Non-coding RNA function and RNA modification in germ/stem cell biology
The O’Carroll group studies mouse blood cell formation, embryology and germ cell development using state-of-the-art genetic strategies and high-throughput sequencing approaches.
Previous and current research
The goal of my laboratory is to explore the contribution of non-coding RNA as well as RNA modification pathways to tissue development and homeostasis. We have garnered much experimental expertise in both haematopoiesis and the germline. Within the laboratory, an emphasis (non-exclusive) is now placed on studying the immortal lineage. The integrity of the genome transmitted to the next generation intrinsically relies on cells of the germline. Processes that ensure germ cell development, genomic stability, and reproductive lifespan are essential for the long-term success of a species. We tackle fundamental questions regarding the mammalian male germline and heredity from an RNA perspective. Specifically, our research explores the contribution of non-coding RNA (miRNA, piRNA and lncRNA) as well as RNA modification pathways within germ cell development as well as testicular homeostasis and regeneration.

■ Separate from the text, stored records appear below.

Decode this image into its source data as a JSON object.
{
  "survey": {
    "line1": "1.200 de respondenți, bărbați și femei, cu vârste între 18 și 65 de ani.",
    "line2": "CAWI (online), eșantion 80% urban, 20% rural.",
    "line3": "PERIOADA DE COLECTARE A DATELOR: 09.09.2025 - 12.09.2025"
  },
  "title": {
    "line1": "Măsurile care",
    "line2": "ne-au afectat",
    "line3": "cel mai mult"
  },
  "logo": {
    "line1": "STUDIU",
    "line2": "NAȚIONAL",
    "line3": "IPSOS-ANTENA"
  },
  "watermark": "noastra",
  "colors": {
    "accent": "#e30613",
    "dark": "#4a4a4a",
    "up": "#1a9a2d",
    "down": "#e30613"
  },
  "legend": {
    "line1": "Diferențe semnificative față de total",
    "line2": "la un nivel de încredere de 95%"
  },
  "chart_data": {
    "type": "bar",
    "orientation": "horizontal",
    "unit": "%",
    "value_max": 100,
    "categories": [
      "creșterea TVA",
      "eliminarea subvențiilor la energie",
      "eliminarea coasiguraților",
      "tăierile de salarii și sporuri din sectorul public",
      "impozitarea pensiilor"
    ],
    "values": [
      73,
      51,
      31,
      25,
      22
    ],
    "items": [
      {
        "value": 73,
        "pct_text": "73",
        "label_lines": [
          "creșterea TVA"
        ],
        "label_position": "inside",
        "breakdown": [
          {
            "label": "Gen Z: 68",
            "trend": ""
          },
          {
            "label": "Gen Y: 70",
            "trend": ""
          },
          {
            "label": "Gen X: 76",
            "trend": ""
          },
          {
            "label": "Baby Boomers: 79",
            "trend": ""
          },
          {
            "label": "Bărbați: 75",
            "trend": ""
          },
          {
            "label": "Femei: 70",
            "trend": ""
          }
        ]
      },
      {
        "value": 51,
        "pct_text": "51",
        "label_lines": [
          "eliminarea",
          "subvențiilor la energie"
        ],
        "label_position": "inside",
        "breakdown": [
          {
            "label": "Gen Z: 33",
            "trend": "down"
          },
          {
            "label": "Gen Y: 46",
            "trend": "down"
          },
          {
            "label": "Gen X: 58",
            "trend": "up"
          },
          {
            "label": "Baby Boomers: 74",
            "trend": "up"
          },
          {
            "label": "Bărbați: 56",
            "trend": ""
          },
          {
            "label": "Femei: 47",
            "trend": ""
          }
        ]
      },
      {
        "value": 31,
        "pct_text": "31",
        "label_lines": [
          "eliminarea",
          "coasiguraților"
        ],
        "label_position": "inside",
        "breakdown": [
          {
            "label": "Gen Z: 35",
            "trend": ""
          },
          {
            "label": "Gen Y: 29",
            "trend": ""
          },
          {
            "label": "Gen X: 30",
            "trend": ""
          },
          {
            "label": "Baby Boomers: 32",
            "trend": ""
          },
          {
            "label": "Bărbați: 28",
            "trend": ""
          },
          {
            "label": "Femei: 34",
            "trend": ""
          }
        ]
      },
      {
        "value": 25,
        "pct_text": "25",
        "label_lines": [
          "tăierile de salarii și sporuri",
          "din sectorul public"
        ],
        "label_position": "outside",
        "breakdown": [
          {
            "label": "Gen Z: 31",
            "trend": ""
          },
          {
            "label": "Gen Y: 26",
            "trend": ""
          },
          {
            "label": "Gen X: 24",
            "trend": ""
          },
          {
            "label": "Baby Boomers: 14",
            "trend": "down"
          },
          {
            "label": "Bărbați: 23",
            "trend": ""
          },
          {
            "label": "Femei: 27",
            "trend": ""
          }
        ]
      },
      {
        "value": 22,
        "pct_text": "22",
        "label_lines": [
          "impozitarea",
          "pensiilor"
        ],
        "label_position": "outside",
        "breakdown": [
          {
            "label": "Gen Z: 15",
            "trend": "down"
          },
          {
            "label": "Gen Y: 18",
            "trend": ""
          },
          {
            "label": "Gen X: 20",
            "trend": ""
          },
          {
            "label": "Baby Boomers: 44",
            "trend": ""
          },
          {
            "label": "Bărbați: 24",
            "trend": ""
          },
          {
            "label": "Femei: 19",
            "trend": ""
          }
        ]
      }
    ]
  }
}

The precise identity of the spermatogonial stem cell (SSC) in vivo that supports spermatogenesis throughout life remains unknown. Capitalising on the fact that SSC maintenance is dependent upon several RNA-binding proteins, we hope that investigation into these pathways may reveal the identity of this stem cell in vivo. The maturation of RNA sequencing techniques, in combination with refined genetic approaches, now renders the identification and functional evaluation of noncoding RNAs and RNA modifications in vivo within the realm of experimental feasibility. Our research objectives focus on the contribution of these emerging pathways on the underlying circuitry of self-renewal that underpins the SSC, as well as the coordination of the various cellular/differentiation processes of spermatogenesis.
The acquisition of both pluripotency and totipotency is associated with the deregulation of transposable elements – our goal is understand the mechanisms by which the germ cells manage this formidable threat to gametes, and thus transgenerational genome stability. Specifically, transposon silencing in the germline by the Piwi-interacting RNA (piRNA) pathway as well as epigenetic mechanisms will be extended upon from our previous findings.
Future projects and goals
- The identification and characterisation of the spermatogonial stem cell populations.
- Dissection of the pathways required for spermatogonial stem cell selfrenewal and testicular regeneration.
- Post-transcriptional RNA modification in germ cell and hematopoietic development.
- Long non-coding RNA function in spermatogenesis.
- Establishment and maintenance of epigenetic transposon silencing in the male germ line.